Vaccine Distrust Gets a Trim

Program to Make Barbers and Stylists Ambassadors for Public Health Goes Nationwide
By Chris Carroll | Photo by Stephanie S. Cordle

Joanne Long sat back at the Capitol Heights, Md., salon where she’s been a regular for 15 years and prepared herself—not for a new look, but potentially to save her own life. She’d finally decided to take the advice of Tre Shadez owner Katrina Randolph and accept a COVID-19 vaccination.

“Trina’s kept working on me, so that’s why I’m here,” Long said after a nurse from Luminis Health gave her a shot, along with more than 30 other mainly Black and Latino local residents one afternoon in June.
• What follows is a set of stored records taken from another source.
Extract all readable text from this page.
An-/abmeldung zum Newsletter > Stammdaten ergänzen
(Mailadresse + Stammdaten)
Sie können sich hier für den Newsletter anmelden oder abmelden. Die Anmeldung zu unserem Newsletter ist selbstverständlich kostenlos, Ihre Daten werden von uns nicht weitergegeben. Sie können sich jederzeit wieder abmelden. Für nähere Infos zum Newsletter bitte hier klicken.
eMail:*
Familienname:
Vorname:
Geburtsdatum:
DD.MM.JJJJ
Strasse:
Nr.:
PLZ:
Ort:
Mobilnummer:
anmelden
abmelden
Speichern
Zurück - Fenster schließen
Randolph is one of three Prince George’s County stylists and barbers partnering with the University of Maryland’s Health Advocates in Reach and Research (HAIR) program. It’s mobilizing these trusted members of communities of color to promote health and bring needed change in places where “business as usual means people live sicker and die younger,” says Stephen Thomas, a professor of health policy and management and director of the Maryland Center for Health Equity who founded HAIR.

“We’re not at Six Flags doing vaccinations any longer, we’re now at the hyperlocal, and in some cases, we’re at the ‘hell, no’ wall for people,” Thomas says. Overcoming such resistance requires a relaxed, safe place for people to discuss their reservations about vaccination.

What started 15 years ago to encourage preventative health care like cancer and blood pressure screenings was quickly re-outfitted early in the pandemic to promote testing, and later, vaccinations. In majority-Black Prince George’s County, vaccine hesitancy—along with real transportation difficulties for some low-income or older residents, Thomas points out—has contributed to a vaccination rate that lags behind Maryland’s.

Now, HAIR is growing nationwide, with President Joe Biden in June announcing “Shots at the Shop,” a program to train 1,000 barbers and stylists from Black, Latino and other communities to dispel myths about COVID-19 vaccination. UMD is sharing not only the inspiration for the program but also its expertise through the training platform and curriculum. Thomas sees the potential of making inroads in a variety of health issues driven by racial and economic disparities.

Randolph said most adult customers like Long eventually come around—their main reservations stem from how fast a coronavirus vaccine was developed. It’s youngsters who are more of a challenge, she says.

“You hear things like, ‘They want to decrease the Black population,’ ‘They want to put a chip in you to track you’—all kinds of crazy mess,” Randolph says. “They’re just going by what they hear on social media, and I try to encourage them that if they’re going to take any advice—because this is a life-and-death situation—at least get the information from the professionals.”